Because I have several properties (primary, rental, vacation/rental, vacation), people ask me all the time how often they should refinance their mortgage. My answer is always, “As many times as it takes to save you money!”
I’ve refinanced my primary mortgage four times in seven years and I won’t stop as long as rates keep going lower. The Federal Reserve has conducted so much monetary easing over the past 10 years that everybody with a mortgage should have refinanced at least a couple times!
In the fall of 2012, I refinanced my jumbo 5/1 ARM at 3.625% down to 3.125% with no fees or cash outlay. It took about 70 days, but it was well worth it because I only had two years left before my fixed rate expired. My interest payments went down by a several hundred bucks.
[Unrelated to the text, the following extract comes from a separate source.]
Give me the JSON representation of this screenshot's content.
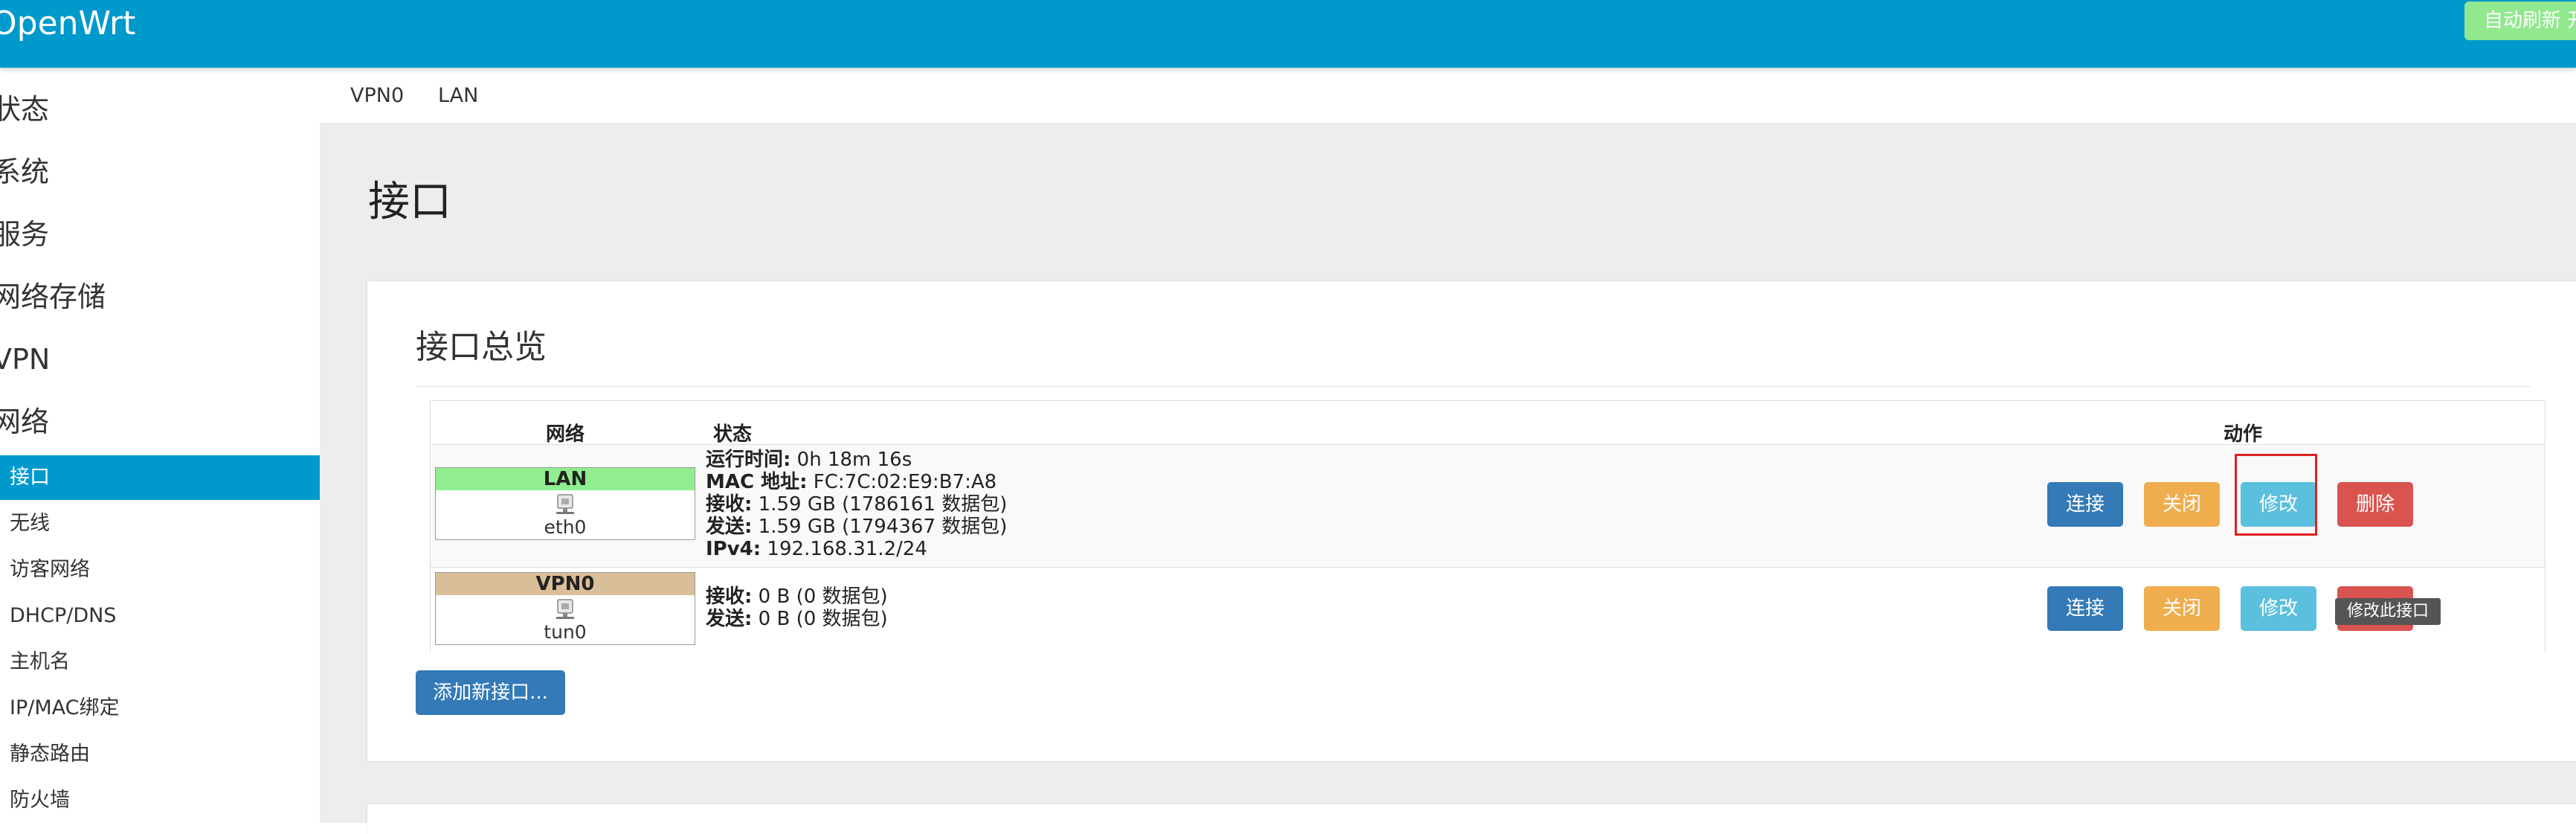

I thought I was set for another five years until I checked again at the end of January, 2012 when the 10-year yield dropped to 1.85% from 2%. To my surprise, I discovered I could refinance AGAIN just 5 months later. This time, at a rate of only 2.625% for 5 years! Banks began lending again, sacrificing margins for market share.
Although my mortgage refinance took around 100 days to complete, I’m now so thankful that it’s done because I no longer have a W2 paycheck, making it brutally difficult to ever refinance or get a mortgage again! By taking action, I’m able to save around $20,000 in interest expense over the next five years.
It’s now 2016 and I’m in the process of refinancing my mortgage again and getting a new one because I’m buying a new property in Golden Gate Heights in San Francisco. Despite the 10-year yield rising to around 2.3%, mortgage rates have stayed flat to come down because margins have also come down. This is GREAT for consumers.